June 21, 2025, 3:55 pm IDT
Updated: June 21, 2025, 7:29 pm IDT
“We are in the mainframe and time-sharing era of computing” for LLMs, akin to the 1960s.
Billions of people now have unprecedented access to this new computational power.
The very fabric of software is undergoing a fundamental transformation, shifting paradigms that have defined computing for decades. Andrej Karpathy, a luminary whose influence spans Stanford, OpenAI, and Tesla, illuminated this profound evolution during his keynote at the Y Combinator AI Startup School in San Francisco. His insights focused on the dawn of “Software 3.0,” where natural language emerges as the new programming interface, ushering in an era of unprecedented accessibility and a re-imagining of computing itself.
At the heart of this shift is the transition from traditional, manually written code (Software 1.0) and neural network weights trained on vast datasets (Software 2.0) to Large Language Models (LLMs) programmed directly through natural language prompts. Karpathy posited, “The hottest new programming language is English,” underscoring how this change democratizes software creation, allowing billions who speak natural languages to engage with computing in ways previously unimaginable.

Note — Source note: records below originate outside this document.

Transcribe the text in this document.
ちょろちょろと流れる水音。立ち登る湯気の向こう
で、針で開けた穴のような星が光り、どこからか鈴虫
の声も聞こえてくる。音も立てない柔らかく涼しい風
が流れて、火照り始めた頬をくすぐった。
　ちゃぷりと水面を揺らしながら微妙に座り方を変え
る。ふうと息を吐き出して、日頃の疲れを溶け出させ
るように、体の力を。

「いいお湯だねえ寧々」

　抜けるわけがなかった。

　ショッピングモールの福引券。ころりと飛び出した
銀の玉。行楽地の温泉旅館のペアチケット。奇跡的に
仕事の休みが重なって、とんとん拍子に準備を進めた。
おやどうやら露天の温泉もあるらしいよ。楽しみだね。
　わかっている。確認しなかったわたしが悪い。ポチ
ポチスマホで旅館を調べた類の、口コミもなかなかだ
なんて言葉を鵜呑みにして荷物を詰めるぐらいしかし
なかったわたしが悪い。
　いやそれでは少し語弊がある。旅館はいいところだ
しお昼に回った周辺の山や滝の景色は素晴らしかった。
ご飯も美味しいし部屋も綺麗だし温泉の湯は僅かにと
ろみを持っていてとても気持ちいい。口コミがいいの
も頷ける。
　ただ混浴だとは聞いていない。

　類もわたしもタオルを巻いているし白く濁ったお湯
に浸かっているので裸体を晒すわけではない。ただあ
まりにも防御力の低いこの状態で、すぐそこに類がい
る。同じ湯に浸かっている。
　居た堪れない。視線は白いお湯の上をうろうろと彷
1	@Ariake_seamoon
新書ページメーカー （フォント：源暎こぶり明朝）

LLMs are more than mere tools; they represent a new computational paradigm. They exhibit properties akin to utilities, with substantial capital expenditure required for their training and operational expenditure for serving intelligence via increasingly homogeneous APIs. Furthermore, they share characteristics with semiconductor fabs, demanding massive investment in deep tech R&D. But perhaps most significantly, Karpathy argued, LLMs function as a nascent form of operating system, mirroring the centralized, expensive, and time-shared mainframe computers of the 1960s.
Understanding the emergent “psychology” of these LLMs is paramount for effective human-AI collaboration. Karpathy characterized LLMs as “people spirits”—stochastic simulations of human cognition, possessing encyclopedic knowledge and superhuman capabilities in certain domains. However, he cautioned against anthropomorphizing them entirely, noting their “jagged intelligence” and cognitive deficits such as hallucinations, insufficient self-knowledge, and a form of anterograde amnesia where they lack continual learning outside their immediate context window. They are fallible systems requiring careful management.
This duality necessitates a shift in how applications are designed, favoring “partial autonomy” rather than fully independent agents. Karpathy advocated for human-AI collaboration loops where AI handles generation, and humans provide rapid verification and oversight. Products like Cursor and Perplexity exemplify this, integrating LLMs to manage context, orchestrate calls to multiple models, and offer application-specific graphical user interfaces (GUIs). Crucially, these systems feature an “autonomy slider,” allowing users to dial in the desired level of AI control, from simple code completion to more expansive, agentic operations. The goal is to make verification “easy, fast to win,” ensuring that humans remain effectively in the loop, auditing the AI’s output.
The implications of Software 3.0 extend beyond the developer’s desk. The rise of “vibe coding,” where individuals use natural language to conjure software solutions, signals a future where programming is ubiquitous. This new era demands a re-evaluation of digital infrastructure, preparing it to serve not just humans via GUIs or traditional computers via APIs, but also these new, human-like agents. Just as robots.txt guides web crawlers, new protocols will emerge to instruct LLMs on interacting with digital domains.
In essence, Karpathy concluded, “We are in the mainframe and time-sharing era of computing” for LLMs, akin to the 1960s. Billions of people now have unprecedented access to this new computational power. The challenge and immense opportunity before founders, VCs, and AI professionals is to program these new machines, to build the next generation of software, and to architect a future where human ingenuity is augmented by intelligent, yet carefully managed, AI.